My experience in non-profit organizations has come from my involvement in the Board of Trustees at my mosque in Los Angeles, CA. For more than a year I have been working with my mother and a group of 7 trustees who manage and run all aspects of our mosque Jafaria Islamic Society. In the last year I helped to create the annual budget which totaled two hundred thousand dollars and helped fundraise at 4 major events through the year so that this budget could be met. I helped organize programs for various religious months and I arranged for speakers and reciters to come from India, Pakistan, New York, London, Atlanta, Houston, and other cities. In the recent year the trustees of the mosque decided that moving and purchasing a building in Orange County, Ca would better suit the needs of our growing community. I worked with the trustees to find and locate properties that met our needs and the usability we were looking for. Furthermore, I met with real estate personnel as well as city officials to figure out what codes and permits were necessary so that we could purchase a building and use it for religious gatherings. I feel that this experience has helped me a lot in understanding what make's up a non-profit organization and how the daily activities are run. The most valuable knowledge I gained from my work at the mosque was creating and managing an annual budget. It was very helpful to me because first hand I got to see what expenses and costs the mosque has for the year and how everything gets factored. This was a very valuable experience I had because I now have an understanding of how I may want to run my non-profit organization in the future.

lostskeptic 2 / 4  
Nov 29, 2009   #2
Question: Are you transferring to the UC system or are you a high school student?
OP arsenal924 1 / 1  
Nov 29, 2009   #3
i am transferring from a 2 year school
csicasiano 1 / 3  
Nov 29, 2009   #4
Hello Arsenal924,

I'm also transfering and I had some difficulty in responding to this prompt. You answer it clearly and affectively. The related numbers you provide for your time in the non-profit you have been working with is a nice touch. They show the scope and importance of your involvement in physical terms.

I do recommend though that you condense the first paragraph a bit. Also, the more you get into your interst and how it relates to your education the better. I've been getting advice about how it's important to say how your aspirations make you a good student.

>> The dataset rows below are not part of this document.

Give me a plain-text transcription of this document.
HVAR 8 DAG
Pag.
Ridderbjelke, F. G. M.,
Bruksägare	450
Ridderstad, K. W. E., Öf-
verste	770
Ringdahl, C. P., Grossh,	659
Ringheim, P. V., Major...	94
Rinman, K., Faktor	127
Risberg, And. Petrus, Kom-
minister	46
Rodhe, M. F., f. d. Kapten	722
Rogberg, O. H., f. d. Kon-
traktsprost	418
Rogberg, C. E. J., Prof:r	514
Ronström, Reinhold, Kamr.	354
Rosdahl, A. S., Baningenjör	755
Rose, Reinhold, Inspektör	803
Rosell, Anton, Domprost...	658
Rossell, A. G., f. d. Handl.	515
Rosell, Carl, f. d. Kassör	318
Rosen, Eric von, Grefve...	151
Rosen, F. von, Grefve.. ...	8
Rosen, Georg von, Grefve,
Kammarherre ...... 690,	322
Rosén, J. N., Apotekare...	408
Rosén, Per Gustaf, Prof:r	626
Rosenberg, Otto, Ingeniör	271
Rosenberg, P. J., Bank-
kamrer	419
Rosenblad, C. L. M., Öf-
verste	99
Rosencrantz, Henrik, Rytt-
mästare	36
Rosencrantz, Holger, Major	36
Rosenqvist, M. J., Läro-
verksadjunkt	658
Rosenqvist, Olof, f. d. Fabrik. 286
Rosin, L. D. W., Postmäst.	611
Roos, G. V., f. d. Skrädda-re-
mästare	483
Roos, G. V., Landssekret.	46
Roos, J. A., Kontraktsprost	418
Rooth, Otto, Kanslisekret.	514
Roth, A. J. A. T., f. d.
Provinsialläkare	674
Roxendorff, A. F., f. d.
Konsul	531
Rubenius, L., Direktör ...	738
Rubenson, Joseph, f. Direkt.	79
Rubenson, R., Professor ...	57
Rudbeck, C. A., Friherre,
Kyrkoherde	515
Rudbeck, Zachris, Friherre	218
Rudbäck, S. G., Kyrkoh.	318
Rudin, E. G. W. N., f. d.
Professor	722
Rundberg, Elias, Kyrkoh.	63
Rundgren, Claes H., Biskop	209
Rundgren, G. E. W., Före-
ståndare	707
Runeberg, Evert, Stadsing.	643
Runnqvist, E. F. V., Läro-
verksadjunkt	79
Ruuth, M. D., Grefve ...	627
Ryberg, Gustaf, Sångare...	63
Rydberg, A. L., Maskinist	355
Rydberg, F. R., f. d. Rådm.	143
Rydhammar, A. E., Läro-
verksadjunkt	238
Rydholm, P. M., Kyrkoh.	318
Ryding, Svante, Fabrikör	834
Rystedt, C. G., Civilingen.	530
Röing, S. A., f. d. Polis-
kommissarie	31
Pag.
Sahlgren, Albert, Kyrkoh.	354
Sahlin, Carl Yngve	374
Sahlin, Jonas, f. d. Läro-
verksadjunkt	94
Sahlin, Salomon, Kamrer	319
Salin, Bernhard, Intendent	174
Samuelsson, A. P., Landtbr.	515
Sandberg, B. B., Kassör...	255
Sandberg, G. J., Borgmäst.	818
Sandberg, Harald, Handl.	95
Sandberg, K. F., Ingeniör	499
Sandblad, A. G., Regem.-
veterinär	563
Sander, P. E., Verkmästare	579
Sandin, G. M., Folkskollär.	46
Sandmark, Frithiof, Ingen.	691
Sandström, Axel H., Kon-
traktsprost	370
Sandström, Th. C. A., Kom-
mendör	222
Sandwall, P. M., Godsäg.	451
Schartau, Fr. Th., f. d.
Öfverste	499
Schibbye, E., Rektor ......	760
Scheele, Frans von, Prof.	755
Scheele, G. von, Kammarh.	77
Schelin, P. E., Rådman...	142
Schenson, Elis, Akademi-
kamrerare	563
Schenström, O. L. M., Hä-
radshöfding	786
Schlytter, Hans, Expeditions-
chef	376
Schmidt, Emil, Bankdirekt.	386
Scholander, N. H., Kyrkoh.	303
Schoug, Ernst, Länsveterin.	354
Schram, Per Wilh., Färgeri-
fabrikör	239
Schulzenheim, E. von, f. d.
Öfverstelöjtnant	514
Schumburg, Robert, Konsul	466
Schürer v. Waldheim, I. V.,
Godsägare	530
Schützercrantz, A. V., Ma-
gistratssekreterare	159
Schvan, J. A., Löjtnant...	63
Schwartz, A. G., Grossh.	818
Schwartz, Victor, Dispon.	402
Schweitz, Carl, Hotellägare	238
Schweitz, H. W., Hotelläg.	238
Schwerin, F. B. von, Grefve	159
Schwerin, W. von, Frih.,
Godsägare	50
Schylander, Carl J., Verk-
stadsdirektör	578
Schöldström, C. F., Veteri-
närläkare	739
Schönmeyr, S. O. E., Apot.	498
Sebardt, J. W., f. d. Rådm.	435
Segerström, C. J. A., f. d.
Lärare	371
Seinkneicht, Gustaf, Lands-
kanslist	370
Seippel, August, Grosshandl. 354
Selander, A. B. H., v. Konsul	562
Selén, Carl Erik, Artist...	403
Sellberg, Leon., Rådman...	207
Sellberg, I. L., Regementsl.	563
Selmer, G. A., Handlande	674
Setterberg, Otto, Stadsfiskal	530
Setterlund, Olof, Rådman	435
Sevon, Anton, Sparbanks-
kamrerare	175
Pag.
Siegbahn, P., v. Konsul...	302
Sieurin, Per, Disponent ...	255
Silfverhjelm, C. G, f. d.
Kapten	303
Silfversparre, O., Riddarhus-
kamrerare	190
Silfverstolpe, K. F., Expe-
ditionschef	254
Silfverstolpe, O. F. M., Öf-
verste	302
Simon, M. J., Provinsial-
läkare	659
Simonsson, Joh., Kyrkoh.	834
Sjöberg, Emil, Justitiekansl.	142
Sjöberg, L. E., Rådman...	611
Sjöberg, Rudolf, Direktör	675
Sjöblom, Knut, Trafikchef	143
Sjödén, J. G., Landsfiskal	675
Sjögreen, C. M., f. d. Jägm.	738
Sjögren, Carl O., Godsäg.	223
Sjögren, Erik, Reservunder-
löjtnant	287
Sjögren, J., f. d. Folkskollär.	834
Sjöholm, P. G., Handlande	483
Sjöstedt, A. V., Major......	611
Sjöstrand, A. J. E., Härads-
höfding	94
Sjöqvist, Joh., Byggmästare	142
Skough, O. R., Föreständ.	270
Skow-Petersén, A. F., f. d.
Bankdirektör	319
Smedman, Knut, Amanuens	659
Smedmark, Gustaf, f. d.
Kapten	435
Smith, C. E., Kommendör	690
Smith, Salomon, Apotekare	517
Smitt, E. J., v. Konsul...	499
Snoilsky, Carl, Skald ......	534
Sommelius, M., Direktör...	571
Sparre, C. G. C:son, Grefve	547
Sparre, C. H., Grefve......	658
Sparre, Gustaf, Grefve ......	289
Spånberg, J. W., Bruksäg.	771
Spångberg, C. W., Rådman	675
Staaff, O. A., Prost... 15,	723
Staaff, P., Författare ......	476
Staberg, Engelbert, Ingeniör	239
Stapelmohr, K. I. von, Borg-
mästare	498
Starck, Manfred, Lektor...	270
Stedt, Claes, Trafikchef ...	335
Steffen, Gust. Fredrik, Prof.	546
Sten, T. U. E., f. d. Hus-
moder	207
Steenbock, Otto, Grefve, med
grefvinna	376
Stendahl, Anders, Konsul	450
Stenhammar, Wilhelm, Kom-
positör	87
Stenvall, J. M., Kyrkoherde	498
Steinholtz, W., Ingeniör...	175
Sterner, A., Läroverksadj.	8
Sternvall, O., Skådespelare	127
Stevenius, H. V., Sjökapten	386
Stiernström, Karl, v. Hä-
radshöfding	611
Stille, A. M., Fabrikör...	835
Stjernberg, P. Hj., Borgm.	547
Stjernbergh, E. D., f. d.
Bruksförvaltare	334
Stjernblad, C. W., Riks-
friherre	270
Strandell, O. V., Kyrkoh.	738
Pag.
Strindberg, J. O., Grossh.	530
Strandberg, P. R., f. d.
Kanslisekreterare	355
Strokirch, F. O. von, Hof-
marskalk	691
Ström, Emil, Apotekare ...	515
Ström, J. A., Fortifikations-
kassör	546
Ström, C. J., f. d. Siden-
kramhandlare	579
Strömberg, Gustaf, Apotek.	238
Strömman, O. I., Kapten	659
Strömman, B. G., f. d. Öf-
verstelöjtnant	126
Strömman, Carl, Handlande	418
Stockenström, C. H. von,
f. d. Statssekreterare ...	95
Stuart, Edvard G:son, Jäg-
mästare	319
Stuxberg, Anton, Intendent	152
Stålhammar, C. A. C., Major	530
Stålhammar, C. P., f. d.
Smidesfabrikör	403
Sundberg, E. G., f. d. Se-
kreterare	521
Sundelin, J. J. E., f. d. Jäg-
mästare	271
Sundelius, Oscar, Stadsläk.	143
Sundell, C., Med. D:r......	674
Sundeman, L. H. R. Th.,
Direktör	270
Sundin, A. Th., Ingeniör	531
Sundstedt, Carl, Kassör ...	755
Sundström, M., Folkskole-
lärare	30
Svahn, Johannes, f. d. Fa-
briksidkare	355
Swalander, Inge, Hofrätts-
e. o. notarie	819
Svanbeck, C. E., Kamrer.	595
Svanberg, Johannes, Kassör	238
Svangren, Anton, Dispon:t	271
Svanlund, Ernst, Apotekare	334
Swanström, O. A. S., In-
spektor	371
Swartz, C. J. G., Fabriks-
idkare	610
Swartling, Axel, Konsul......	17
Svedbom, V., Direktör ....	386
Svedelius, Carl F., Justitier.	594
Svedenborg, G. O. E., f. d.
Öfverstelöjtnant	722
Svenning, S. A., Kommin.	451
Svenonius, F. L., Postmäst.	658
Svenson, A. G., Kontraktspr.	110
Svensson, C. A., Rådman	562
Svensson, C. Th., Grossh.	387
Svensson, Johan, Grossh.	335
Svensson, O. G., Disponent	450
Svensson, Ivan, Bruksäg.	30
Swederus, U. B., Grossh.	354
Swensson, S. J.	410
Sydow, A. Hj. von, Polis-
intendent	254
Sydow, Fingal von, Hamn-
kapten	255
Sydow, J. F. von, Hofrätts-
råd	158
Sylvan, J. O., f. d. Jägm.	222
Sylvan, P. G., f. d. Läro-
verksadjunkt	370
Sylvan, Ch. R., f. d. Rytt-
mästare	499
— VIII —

Overall, this is a awesome responce. Good luck!
EF_Kevin 8 / 13053  
Nov 30, 2009   #5
Comma:
I was born and raised in southern California , but I trace my roots back to my home country of Pakistan.

During a recent trip...

In a recent wake of radical movements and insurgencies many young kids are offered money and sometimes forced to join the growing Taliban that have begun to take over the country. so that they too can begin taking innocent lives. this sentence was too long and unwieldy.

I think you should split that long first para into 2 paragraphs and, at the end of the first one, write a thesis statement about wanting to start a nonprofit organization.